What are you most looking forward to about racing at the Masters World Cup?

Sharing the spirit of skiing with people from different cultures is invigorating, and the world is arriving in Minneapolis. I am looking forward to welcoming skiers to Minneapolis and showing off the supportive ski community that exists here in a metropolitan setting.

What other activities do you do in the offseason?

Coaching skiing with Loppet Nordic Racing, canoe-racing/trips to the Boundary Waters Canoe Area Wilderness, mountain/road biking, indoor rock climbing, and harvesting maple syrup with my family in northern Minnesota.

JIM AGRE
67, Excelsior

Professor, Department of Rehabilitation, University of Minnesota Medical School

Years skiing?

45. I started skiing in the winter of 1972-73, when I was a freshman medical student at the University of Minnesota.

What races are you competing in at the World Cup?

15K classic technique, 10K classic technique and 30 km classic technique. If I am so lucky, it would be great to ski a 5K leg of the 4 x 5K relay race, too. To do this, however, I would need to be named to my age group’s national team.

What does a typical training week look like for you?

Since returning home after completing the 2017 Norwegian [Birkebeiner], I put away my snow skis and got out my bicycle and roller skis. From the end of March until the end of November, I would typically roller-ski seven hours per week and cover 100K. I would also ride my bicycle four hours per week. Once per week I would perform a series of high intensity interval exercises. I also would spend about two hours per week on ski-specific strengthening exercises, as well as work on improving my balance and flexibility. When the snow flew at Elm Creek, Hyland Lake Park Reserve, and Theodore Wirth, I got out the skis. I’ve skied an average five hours and 70K per week. I have continued my strength, balance and flexibility exercises as well.

Where is your favorite place to ski in the Twin Cities?

Theodore Wirth is my favorite, especially the trail at Eloise Butler Wildflower Garden and the bog. I have been skiing there since I started skiing in 1972. Other personal favorites are Hyland and Baker parks.
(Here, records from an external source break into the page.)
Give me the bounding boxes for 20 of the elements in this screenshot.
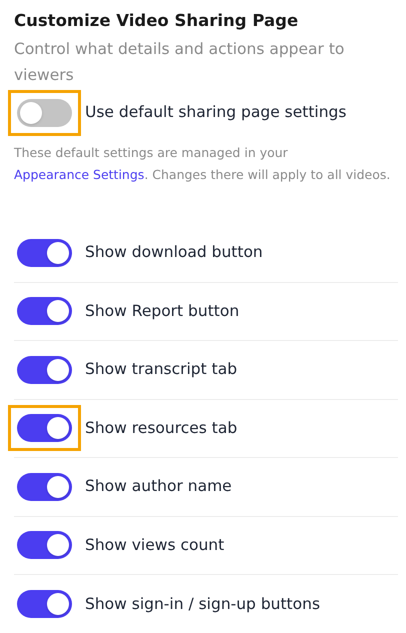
toggle-label: Show resources tab [85,418,238,439]
toggle-switch[interactable] [17,356,72,384]
toggle-label: Show views count [85,534,224,556]
toggle-label: Show author name [85,476,232,498]
toggle-switch[interactable] [17,99,72,127]
page-title: Customize Video Sharing Page [14,10,300,32]
settings-note: These default settings are managed in your Appearance Settings. Changes there will apply to all videos. [14,144,392,184]
toggle-label: Show transcript tab [85,359,238,380]
page-subtitle: Control what details and actions appear to viewers [14,39,346,86]
toggle-label: Show sign-in / sign-up buttons [85,594,320,615]
toggle-switch[interactable] [17,590,72,618]
toggle-switch[interactable] [17,414,72,442]
toggle-switch[interactable] [17,297,72,326]
appearance-settings-link[interactable]: Appearance Settings [14,167,144,182]
toggle-label: Show download button [85,242,263,264]
toggle-switch[interactable] [17,531,72,560]
toggle-label: Use default sharing page settings [85,102,346,124]
toggle-switch[interactable] [17,238,72,267]
toggle-switch[interactable] [17,472,72,501]
toggle-label: Show Report button [85,300,240,322]
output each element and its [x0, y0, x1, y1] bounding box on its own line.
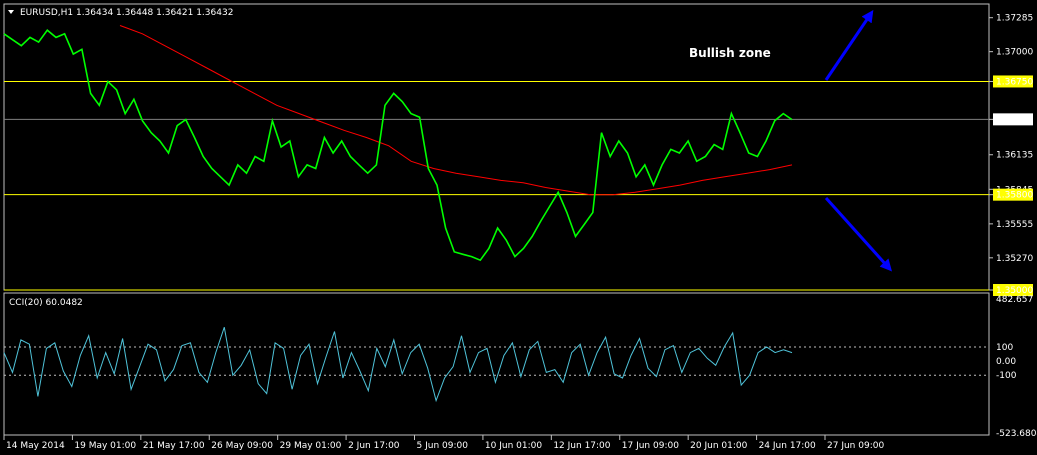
price-tick-label-1: 1.37000 [996, 48, 1033, 58]
time-tick-label-10: 20 Jun 01:00 [690, 441, 747, 451]
price-tick-label-0: 1.37285 [996, 14, 1033, 24]
time-tick-label-1: 19 May 01:00 [74, 441, 136, 451]
price-tick-label-7: 1.35555 [996, 220, 1033, 230]
cci-tick-label-1: 100 [996, 343, 1013, 353]
time-tick-label-4: 29 May 01:00 [280, 441, 342, 451]
cci-tick-label-3: -100 [996, 371, 1017, 381]
time-tick-label-7: 10 Jun 01:00 [485, 441, 542, 451]
time-tick-label-0: 14 May 2014 [6, 441, 65, 451]
cci-tick-label-4: -523.6804 [996, 429, 1037, 439]
price-tick-label-8: 1.35270 [996, 254, 1033, 264]
time-tick-label-9: 17 Jun 09:00 [622, 441, 679, 451]
cci-tick-label-0: 482.657 [996, 295, 1033, 305]
price-tick-label-6: 1.35800 [996, 191, 1033, 201]
price-axis: 1.37285 1.37000 1.36750 1.36432 1.36135 1.358… [989, 14, 1033, 296]
time-tick-label-8: 12 Jun 17:00 [553, 441, 610, 451]
price-tick-label-4: 1.36135 [996, 151, 1033, 161]
cci-tick-label-2: 0.00 [996, 357, 1016, 367]
cci-title: CCI(20) 60.0482 [9, 298, 83, 308]
chart-background [0, 0, 1037, 455]
time-tick-label-11: 24 Jun 17:00 [759, 441, 816, 451]
time-tick-label-12: 27 Jun 09:00 [827, 441, 884, 451]
time-tick-label-3: 26 May 09:00 [211, 441, 273, 451]
chart-canvas: EURUSD,H1 1.36434 1.36448 1.36421 1.3643… [0, 0, 1037, 455]
time-tick-label-2: 21 May 17:00 [143, 441, 205, 451]
time-tick-label-6: 5 Jun 09:00 [417, 441, 469, 451]
price-tick-label-3: 1.36432 [996, 115, 1033, 125]
price-tick-label-2: 1.36750 [996, 77, 1033, 87]
chart-header: EURUSD,H1 1.36434 1.36448 1.36421 1.3643… [20, 8, 233, 18]
bullish-zone-annotation: Bullish zone [689, 46, 771, 60]
time-tick-label-5: 2 Jun 17:00 [348, 441, 400, 451]
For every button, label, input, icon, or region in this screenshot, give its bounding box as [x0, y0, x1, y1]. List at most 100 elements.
What are you most looking forward to about racing at the Masters World Cup?

I am really looking forward to the camaraderie of skiing with skiers from around the world. I am anticipating a very wonderful event and look forward to making new friends from around the globe.

What other activities do you do in the offseason?

Living only 300 meters from Lake Minnetonka, I enjoy getting out on the lake with my wife in a kayak or canoe. I also have an almost 11-year-old St. Bernard, and my wife and I often take Beyla out for walks in the neighborhood or in the woods.